Using the new gene-editing enzyme CRISPR-Cpf1, researchers at UT Southwestern Medical Center have successfully corrected Duchenne muscular dystrophy in human cells and mice in the lab, according to a study published in Science Advances.
The UT Southwestern group had previously used CRISPR-Cas9, the original gene-editing system, to correct the Duchenne defect in a mouse model of the disease and in human cells. In the current work, they used a new variation of the gene-editing system to repair the defect in both a mouse model and in human cells.

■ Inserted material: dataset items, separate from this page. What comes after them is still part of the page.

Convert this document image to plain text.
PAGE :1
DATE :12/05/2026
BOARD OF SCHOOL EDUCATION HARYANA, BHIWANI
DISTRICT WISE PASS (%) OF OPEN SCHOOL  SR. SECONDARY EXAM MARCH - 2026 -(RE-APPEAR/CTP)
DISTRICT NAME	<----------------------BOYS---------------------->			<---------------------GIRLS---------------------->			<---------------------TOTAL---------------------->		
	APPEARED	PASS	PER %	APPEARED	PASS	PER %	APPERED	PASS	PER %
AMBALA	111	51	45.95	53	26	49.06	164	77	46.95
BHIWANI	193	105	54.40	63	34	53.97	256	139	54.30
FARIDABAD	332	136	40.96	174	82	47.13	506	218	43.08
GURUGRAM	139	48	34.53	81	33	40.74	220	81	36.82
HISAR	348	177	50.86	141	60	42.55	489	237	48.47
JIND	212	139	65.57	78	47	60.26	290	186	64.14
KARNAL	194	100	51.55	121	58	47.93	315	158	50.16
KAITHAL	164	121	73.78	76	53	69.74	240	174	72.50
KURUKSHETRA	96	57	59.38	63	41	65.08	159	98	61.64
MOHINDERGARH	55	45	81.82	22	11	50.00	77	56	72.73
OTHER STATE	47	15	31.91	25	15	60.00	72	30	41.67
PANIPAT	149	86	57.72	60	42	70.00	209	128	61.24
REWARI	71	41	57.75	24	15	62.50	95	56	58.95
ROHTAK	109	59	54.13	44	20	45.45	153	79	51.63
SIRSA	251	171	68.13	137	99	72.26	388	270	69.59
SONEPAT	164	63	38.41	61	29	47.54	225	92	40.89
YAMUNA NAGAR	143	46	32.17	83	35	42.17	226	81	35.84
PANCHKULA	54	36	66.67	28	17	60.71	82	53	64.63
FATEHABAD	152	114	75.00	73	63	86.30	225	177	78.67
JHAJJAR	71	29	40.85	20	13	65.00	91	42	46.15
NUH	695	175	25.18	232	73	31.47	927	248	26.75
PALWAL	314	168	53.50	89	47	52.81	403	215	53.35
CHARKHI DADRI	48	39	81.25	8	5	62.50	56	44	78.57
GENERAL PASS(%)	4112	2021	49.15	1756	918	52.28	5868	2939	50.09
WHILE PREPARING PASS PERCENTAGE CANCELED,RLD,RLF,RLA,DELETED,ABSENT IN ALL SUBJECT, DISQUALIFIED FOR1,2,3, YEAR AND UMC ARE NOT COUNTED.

“We took patient-derived cells that had the most common mutation responsible for Duchenne muscular dystrophy and we corrected them in vitro to restore production of the missing dystrophin protein in the cells. This work provides us with a promising new tool in the CRISPR toolbox,” said author Dr Eric Olson, Chairman of Molecular Biology, Co-Director of the UT Southwestern Wellstone Muscular Dystrophy Cooperative Research Center.
CRISPR-Cpf1 differs from CRISPR-Cas9 in a number of key ways. Cpf1 is much smaller than the Cas9 enzyme, which makes it easier to package inside a virus and therefore easier to deliver to muscle cells.
It also recognizes a different sequence of DNA than Cas9 does, which provides greater flexibility in terms of use. “There will be some genes that may be difficult to edit with Cas9 but may be easier to modify with Cpf1, or vice versa. The two proteins have different biochemical properties and recognize different DNA sequences, so these properties create more options for gene-editing,” said Dr Olson.